By GARY D. ROBERTSON    Associated Press    22 December 2005

The effort to upgrade voting equipment in North Carolina by next spring took a hit when an approved vendor pulled out of the running, saying it couldn't follow a new law that required it to share its software coding with the state.

Diebold Election Systems told the State Board of Elections it would be impossible to meet a Thursday deadline to account for all software used by the company for machines certified to be sold in all 100 counties.

The decision means that only one vendor currently is cleared to sell equipment, raising more questions about whether counties will have enough time to buy machines that meet the state's technical and security standards.

"We've said that we can't comply with the black letter of the law," said Chuck Owen, a Diebold attorney in Texas who alerted the board of its decision late Wednesday. "And we don't believe any vendor can comply with the black letter of the law."

A spokeswoman for Election Systems & Software, the lone vendor remaining, said the company will comply with all voting system requirements.
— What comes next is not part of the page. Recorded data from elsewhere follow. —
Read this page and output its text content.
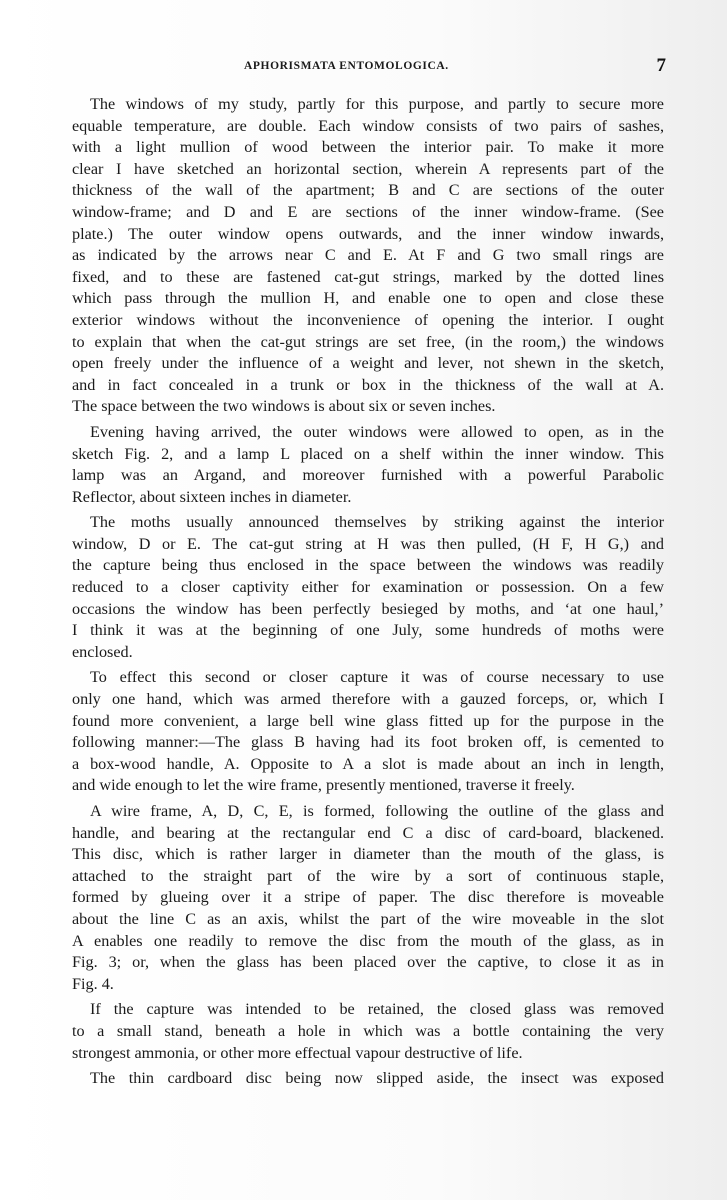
APHORISMATA ENTOMOLOGICA.	7
The windows of my study, partly for this purpose, and partly to secure more
equable temperature, are double. Each window consists of two pairs of sashes,
with a light mullion of wood between the interior pair. To make it more
clear I have sketched an horizontal section, wherein A represents part of the
thickness of the wall of the apartment; B and C are sections of the outer
window-frame; and D and E are sections of the inner window-frame. (See
plate.) The outer window opens outwards, and the inner window inwards,
as indicated by the arrows near C and E. At F and G two small rings are
fixed, and to these are fastened cat-gut strings, marked by the dotted lines
which pass through the mullion H, and enable one to open and close these
exterior windows without the inconvenience of opening the interior. I ought
to explain that when the cat-gut strings are set free, (in the room,) the windows
open freely under the influence of a weight and lever, not shewn in the sketch,
and in fact concealed in a trunk or box in the thickness of the wall at A.
The space between the two windows is about six or seven inches.
Evening having arrived, the outer windows were allowed to open, as in the
sketch Fig. 2, and a lamp L placed on a shelf within the inner window. This
lamp was an Argand, and moreover furnished with a powerful Parabolic
Reflector, about sixteen inches in diameter.
The moths usually announced themselves by striking against the interior
window, D or E. The cat-gut string at H was then pulled, (H F, H G,) and
the capture being thus enclosed in the space between the windows was readily
reduced to a closer captivity either for examination or possession. On a few
occasions the window has been perfectly besieged by moths, and ‘at one haul,’
I think it was at the beginning of one July, some hundreds of moths were
enclosed.
To effect this second or closer capture it was of course necessary to use
only one hand, which was armed therefore with a gauzed forceps, or, which I
found more convenient, a large bell wine glass fitted up for the purpose in the
following manner:—The glass B having had its foot broken off, is cemented to
a box-wood handle, A. Opposite to A a slot is made about an inch in length,
and wide enough to let the wire frame, presently mentioned, traverse it freely.
A wire frame, A, D, C, E, is formed, following the outline of the glass and
handle, and bearing at the rectangular end C a disc of card-board, blackened.
This disc, which is rather larger in diameter than the mouth of the glass, is
attached to the straight part of the wire by a sort of continuous staple,
formed by glueing over it a stripe of paper. The disc therefore is moveable
about the line C as an axis, whilst the part of the wire moveable in the slot
A enables one readily to remove the disc from the mouth of the glass, as in
Fig. 3; or, when the glass has been placed over the captive, to close it as in
Fig. 4.
If the capture was intended to be retained, the closed glass was removed
to a small stand, beneath a hole in which was a bottle containing the very
strongest ammonia, or other more effectual vapour destructive of life.
The thin cardboard disc being now slipped aside, the insect was exposed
Another firm that was certified, Sequoia Voting Systems, withdraw earlier this month.

Sequoia and some smaller companies may try to seek approval in January, but they could be too late for counties that already are trying to decide which machines to buy. Roughly 90 counties need new or upgraded voting equipment. Without it, some may have to use paper ballots in the May primary election.

"We're just going to go forward," state elections director Gary Bartlett said.
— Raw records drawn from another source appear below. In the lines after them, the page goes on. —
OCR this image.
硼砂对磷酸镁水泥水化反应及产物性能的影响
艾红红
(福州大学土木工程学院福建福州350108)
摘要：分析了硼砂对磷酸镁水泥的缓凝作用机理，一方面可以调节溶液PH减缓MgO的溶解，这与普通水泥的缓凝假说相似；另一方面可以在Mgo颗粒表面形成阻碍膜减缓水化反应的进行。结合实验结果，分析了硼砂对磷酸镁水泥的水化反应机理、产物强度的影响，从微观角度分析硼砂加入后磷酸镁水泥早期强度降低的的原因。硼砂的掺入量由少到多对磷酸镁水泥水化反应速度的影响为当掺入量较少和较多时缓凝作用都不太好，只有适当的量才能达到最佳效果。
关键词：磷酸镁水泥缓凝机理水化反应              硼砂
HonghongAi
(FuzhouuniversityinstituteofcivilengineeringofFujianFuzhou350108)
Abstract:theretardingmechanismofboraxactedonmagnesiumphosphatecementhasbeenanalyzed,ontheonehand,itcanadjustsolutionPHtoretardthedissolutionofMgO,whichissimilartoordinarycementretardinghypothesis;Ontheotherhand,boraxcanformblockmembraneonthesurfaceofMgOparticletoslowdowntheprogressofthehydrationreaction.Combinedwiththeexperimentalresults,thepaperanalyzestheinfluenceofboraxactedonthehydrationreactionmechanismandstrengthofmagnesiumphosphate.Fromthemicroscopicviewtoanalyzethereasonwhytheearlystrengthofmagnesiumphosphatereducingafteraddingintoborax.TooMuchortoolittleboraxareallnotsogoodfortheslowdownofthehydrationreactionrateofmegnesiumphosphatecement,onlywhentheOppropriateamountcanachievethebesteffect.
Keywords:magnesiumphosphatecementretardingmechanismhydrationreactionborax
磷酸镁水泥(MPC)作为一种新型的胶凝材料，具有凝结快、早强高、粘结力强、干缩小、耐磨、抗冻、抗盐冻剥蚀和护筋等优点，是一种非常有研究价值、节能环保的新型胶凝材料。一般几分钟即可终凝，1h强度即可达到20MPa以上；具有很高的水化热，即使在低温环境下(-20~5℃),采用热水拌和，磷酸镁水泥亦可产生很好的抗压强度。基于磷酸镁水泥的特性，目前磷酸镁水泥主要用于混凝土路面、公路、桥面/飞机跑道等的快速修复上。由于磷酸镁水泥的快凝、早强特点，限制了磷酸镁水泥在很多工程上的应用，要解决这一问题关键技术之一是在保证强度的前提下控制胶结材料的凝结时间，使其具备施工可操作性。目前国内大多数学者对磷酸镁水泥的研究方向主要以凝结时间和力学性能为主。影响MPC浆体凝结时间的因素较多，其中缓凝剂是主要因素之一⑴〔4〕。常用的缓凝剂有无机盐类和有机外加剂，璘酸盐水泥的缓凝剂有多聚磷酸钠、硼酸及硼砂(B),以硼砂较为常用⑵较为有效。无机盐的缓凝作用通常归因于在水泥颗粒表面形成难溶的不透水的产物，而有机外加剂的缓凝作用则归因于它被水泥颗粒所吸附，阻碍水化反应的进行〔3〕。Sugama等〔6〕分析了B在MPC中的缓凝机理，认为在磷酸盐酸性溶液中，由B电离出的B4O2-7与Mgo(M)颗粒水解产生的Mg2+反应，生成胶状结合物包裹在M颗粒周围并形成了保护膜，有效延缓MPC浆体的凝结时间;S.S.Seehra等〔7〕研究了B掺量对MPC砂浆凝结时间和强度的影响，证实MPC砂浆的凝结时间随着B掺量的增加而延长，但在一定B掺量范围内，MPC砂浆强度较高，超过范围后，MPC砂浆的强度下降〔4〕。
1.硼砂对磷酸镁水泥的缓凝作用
Election Systems & Software said it could provide equipment to all counties if needed, Bartlett said. "We were trying to get as many (firms) to qualify as possible. ... For one reason or another that did not happen."
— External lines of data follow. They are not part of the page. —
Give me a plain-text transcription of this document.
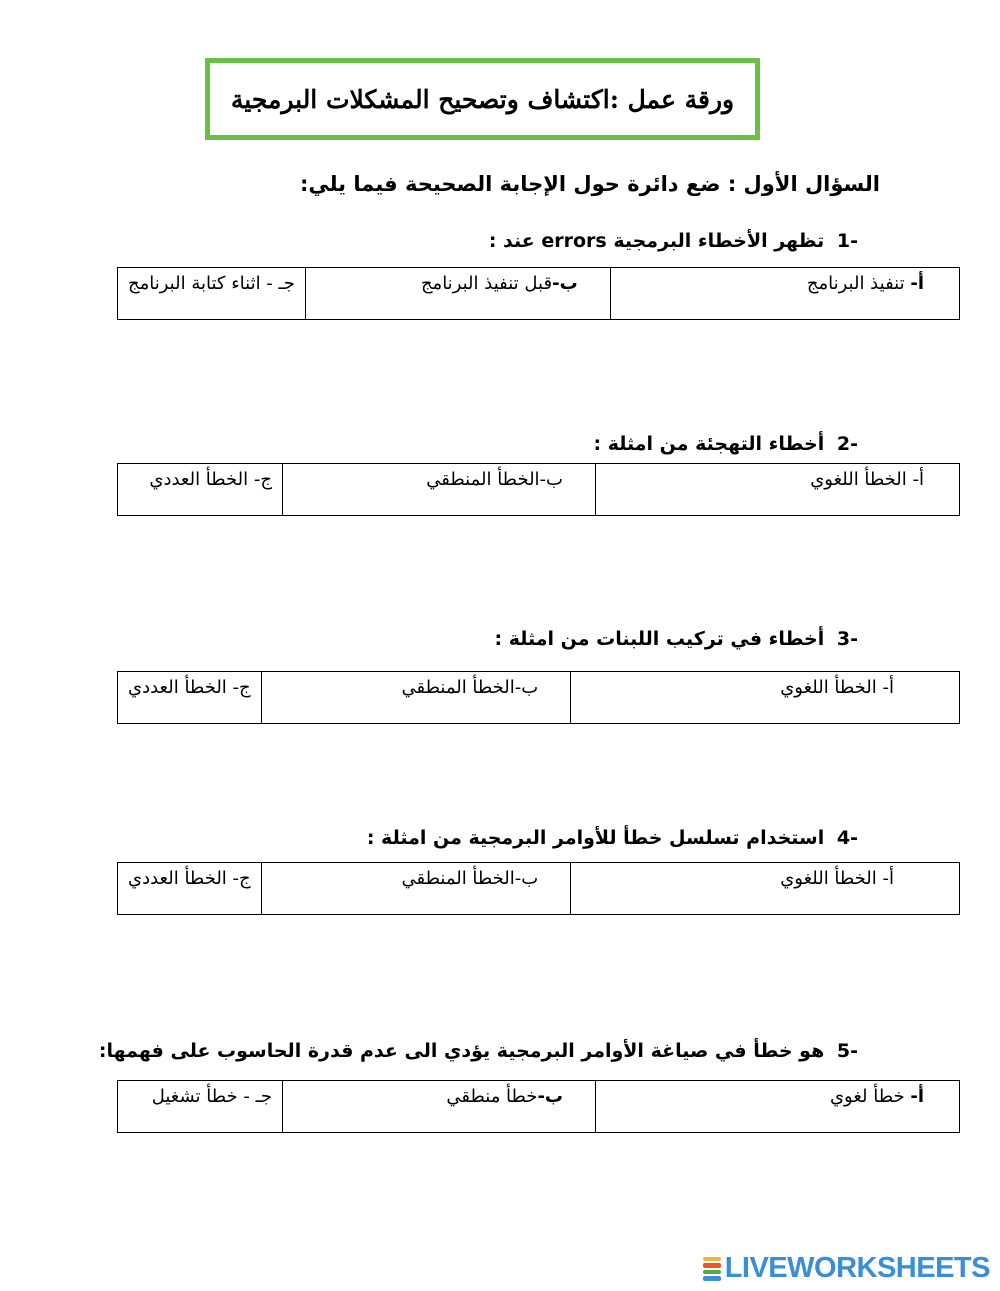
ورقة عمل :اكتشاف وتصحيح المشكلات البرمجية
السؤال الأول : ضع دائرة حول الإجابة الصحيحة فيما يلي:
-1 تظهر الأخطاء البرمجية errors عند :
أ- تنفيذ البرنامج	ب-قبل تنفيذ البرنامج	جـ - اثناء كتابة البرنامج
-2 أخطاء التهجئة من امثلة :
أ- الخطأ اللغوي	ب-الخطأ المنطقي	ج- الخطأ العددي
-3 أخطاء في تركيب اللبنات من امثلة :
أ- الخطأ اللغوي	ب-الخطأ المنطقي	ج- الخطأ العددي
-4 استخدام تسلسل خطأ للأوامر البرمجية من امثلة :
أ- الخطأ اللغوي	ب-الخطأ المنطقي	ج- الخطأ العددي
-5 هو خطأ في صياغة الأوامر البرمجية يؤدي الى عدم قدرة الحاسوب على فهمها:
أ- خطأ لغوي	ب-خطأ منطقي	جـ - خطأ تشغيل
LIVEWORKSHEETS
Diebold is worried it could be charged with a felony if officials determine the company failed to send a copy of all the software its machines use to a special holding company assigned by the state. They say they don't have permission to provide code that is owned by third parties such as Microsoft Corp.

Although a trial judge agreed Wednesday that the elections board had followed the law in choosing vendors, Owen said Diebold believed the law is too broad and the company can't provide regulators all the information it needs.

In a separate case last month, a Wake County judge declined to issue an injunction that would have protected Diebold from prosecution if someone accused it of failing to provide all of its software to the state.

Voting machine critics are skeptical of Diebold's electronic voting machines, saying they have caused election disruptions in California and can't meet North Carolina's high standards.

"They've got a bad track record here and elsewhere," said Joyce McCloy with the North Carolina Coalition for Verified Voting, who prefers optical scan ballot recording machines.

The General Assembly approved the new machine and computer code requirements earlier this year after more than 4,400 electronic ballots were lost in Carteret County for the November 2004 election.